Depuis septembre, les Communes et ses comités permanents fonctionnent de manière hybride. Un petit contingent de députés est physiquement présent au Parlement, tandis que les autres participent aux activités parlementaires de manière virtuelle.

Au cours des six premiers mois de la pandémie, les députés n’ont siégé que sporadiquement pendant un jour ou deux à la fois pour adopter diverses mesures urgentes. Un nombre minimal d’élus étaient sur place.

Le whip du gouvernement, Mark Holland, dit avoir été « époustouflé » par la façon dont le personnel des Communes a réussi à faire fonctionner la formule hybride. Toutefois, il ne souhaite pas la poursuivre lorsque la pandémie sera terminée.

L’importance de nous réunir en personne ne fait aucun doute pour moi. L’incapacité de le faire nous a fait rater des occasions. La présence physique à Ottawa est tellement essentielle au travail que nous faisons. Il y a beaucoup d’échanges d’idées féconds, des occasions spontanées de discuter et des liens qui s’établissent.
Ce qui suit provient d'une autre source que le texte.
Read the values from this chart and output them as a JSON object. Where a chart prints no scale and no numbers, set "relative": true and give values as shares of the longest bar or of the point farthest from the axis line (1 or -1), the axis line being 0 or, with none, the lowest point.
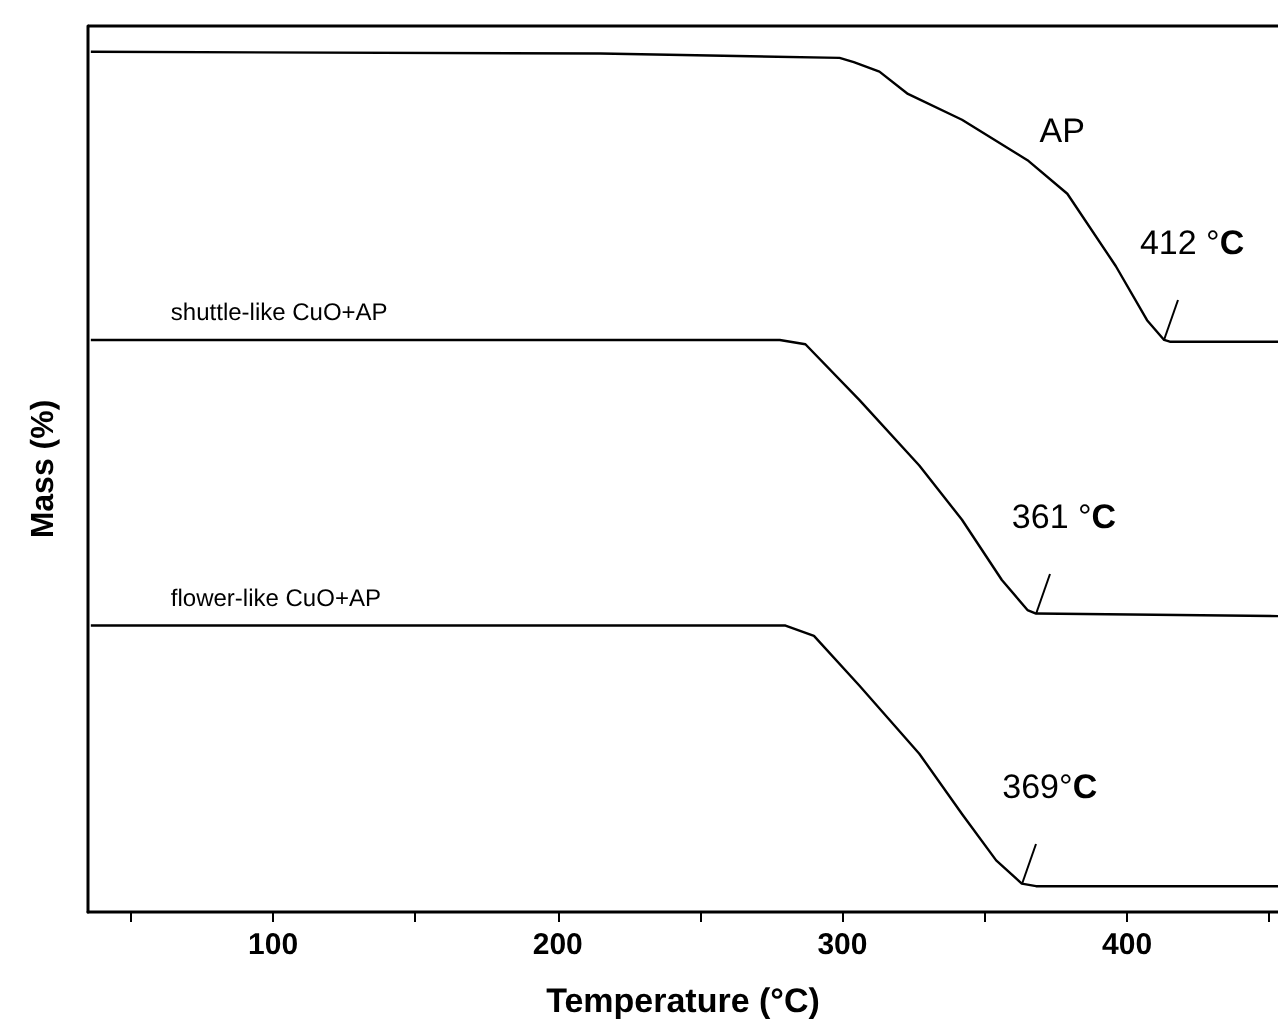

Ce sont des ingrédients vraiment importants pour faire fonctionner un Parlement.

Mark Holland, whip du gouvernement

La leader parlementaire adjointe du Bloc québécois, Christine Normandin, constate que le télétravail est devenu sa réalité.

Fraîchement élue en octobre 2019, elle n’a connu la normalité des activités parlementaires que pendant quelques semaines. Mme Normandin dit avoir réussi malgré tout à faire la connaissance de ses 31 collègues bloquistes.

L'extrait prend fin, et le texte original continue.